Not Just Any Old Things: Horace, Ep. 1.2.57

    Forms of res are found three times in eight lines in Horace’s second epistle: rebus in 50, res (singular) in 51, rebus again in 57. This seems excessive, and the last instance is dubious in itself.(1) The context is clear enough, one of the paraenetic commonplaces that make up the bulk of the letter (56-59a):(2)

semper auarus eget: certum uoto pete finem.
inuidus alterius macrescit rebus opimis;
inuidia Siculi non inuenere tyranni
maius tormentum.

I suggest that rebus in 57 is an error facilitated by the previous rebuses (there is another in 36), and that Horace in fact wrote bobus, for three reasons:

1. It is more pointed. ‘Fat things’ or ‘fat possessions’ is terribly vague. Now the envious man grows thin seeing the fat cattle of his neighbor. This is far more vivid, though not quite so vividly specific as the parallel in the first Satire, where the greedy man is envious because someone else’s she-goat has a more distended udder (aliena capella gerat distentius uber, S. 1.110).
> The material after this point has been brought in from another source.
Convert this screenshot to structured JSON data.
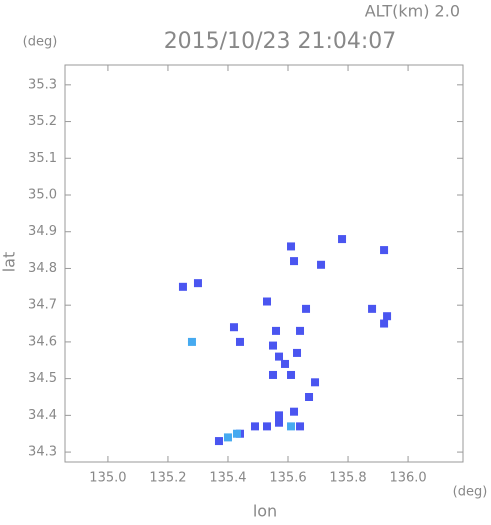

2. The following context fits better with bobus. Glossing Siculi . . . tyranni (58), commentators always mention Phalaris, often adding Agathocles and one (Dilke) or both (Wilkins) of the Dionysii. As tyrants, they all no doubt used ingenious tortures, but Phalaris’ brazen bull is by far the most famous of tyrannical Sicilian tortures.(3) As Mayer puts it: “Sicilian tyrants were bywords for cruelty; Phalaris of Agrigentum, for example, roasted people in a brazen bull.” With bobus, Phalaris is not just a parallel, a ‘for instance’, but an intertext. Horace’s maius tormentum now clearly alludes to Phalaris’ bull: he is saying that being seized by envy of another’s fat cattle is worse than being roasted in a brazen bull. The hyperbole is implausible, but Horatian.

3. The preceding context also fits bobus better. The primary meaning of certum . . . finem is abstract and ethical: ‘fixed moral limit’. As Mayer puts it, “The limit is, of course, quod satis est (46)”. However, looking back from 57-59a, certum . . . finem also suggests a visible illustration of the abstract moral limit and its violation: a farmer looking enviously at the greener grass and fatter cows in his neighbor’s pasture on the other side of a property-line (finem) clearly marked (certum) by a fence.


(1) The proximity of rebus 50 and res 51 seems even more suspicious: I can detect no point in the repetition. However, I see no way to remove either form.

(2) Shackleton Bailey quotes no variants, Klingner only ‘marcescit dett.’ in 57, which would destroy the rhetorical antithesis. Commentators mentioned by name include A. S. Wilkins (Macmillan, 1926), O. A. W. Dilke (London, 1954), and R. Mayer (Cambridge, 1994).

(3) I can’t think of another: can you, without consulting your books or the internet?